Second-Line Ramucirumab Plus Chemotherapy Improved Survival in Metastatic Colorectal Cancer

Article

The addition of ramucirumab to second-line FOLFIRI resulted in a delay in disease progression and improved survival in metastatic colorectal cancer patients.

The addition of the angiogenesis inhibitor ramucirumab to second-line FOLFIRI chemotherapy resulted in a significant delay in disease progression and prolongation of survival in patients with metastatic colorectal cancer who had previously progressed on first-line therapy.

“The RAISE trial clearly demonstrates that sustained inhibition of the angiogenesis pathway from first-line to second-line metastatic colorectal cancer improves survival in a clinically representative metastatic colorectal cancer population,” said Josep Tabernero, MD, director of the Vall d’Hebron Institute of Oncology in Barcelona, Spain. “Therefore, ramucirumab is an effective new treatment option for second-line treatment including patients with poor prognosis.”

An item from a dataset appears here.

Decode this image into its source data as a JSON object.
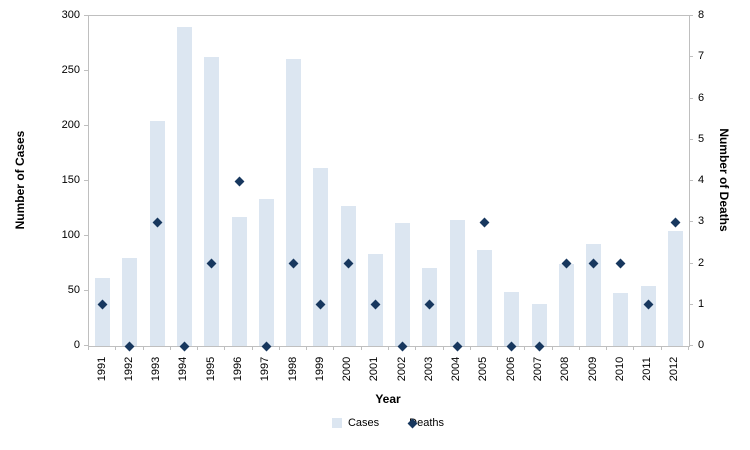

Tabernero presented the results of the phase III study (abstract #512) at a press briefing ahead of the American Society of Clinical Oncology (ASCO) 2015 Gastrointestinal Cancers Symposium.

The study included 1,072 patients with metastatic disease that progressed during or after treatment with bevacizumab, oxaliplatin, and a fluoropyrimidine. The patients were randomly assigned to ramucirumab and FOLFIRI every 2 weeks per cycle (n = 536) or placebo plus FOLFIRI every 2 weeks per cycle (n = 536). The primary endpoint was overall survival.

The overall survival analysis showed that treatment with ramucirumab reduced the risk for death by 16% (hazard ratio [HR] = 0.84; P = .0219) and prolonged survival by a median of 1.6 months compared with FOLFIRI alone. Patients assigned ramucirumab plus FOLFIRI had a 13.3-month median survival compared with 11.7 months in the FOLFIRI arm.

In addition, ramucirumab reduced the risk of disease progression by 21% (HR = 0.79; P = .0005). The median progression-free survival was 5.7 months for patients assigned ramucirumab compared with 4.5 months for those assigned FOLFIRI alone.

According to Tabernero, there was a consistent treatment effect across all examined subgroups, including patients with KRAS mutant and wild-type tumors.

Patients on ramucirumab plus FOLFIRI had more grade 3/4 adverse events including neutropenia, fatigue, diarrhea, and hypertension; however, the rate of febrile neutropenia was similar between the two treatment arms.

Commenting on these results, press briefing moderator Smitha S. Krishnamurthi, MD, of Case Western Reserve University, said, “We now know that when patients with advanced colorectal cancer have progression of disease on first-line chemotherapy plus bevacizumab we can either continue bevacizumab with second-line chemotherapy or use a different angiogenesis inhibitor, aflibercept, with chemotherapy and now we know ramucirumab can be given with chemotherapy in this setting.”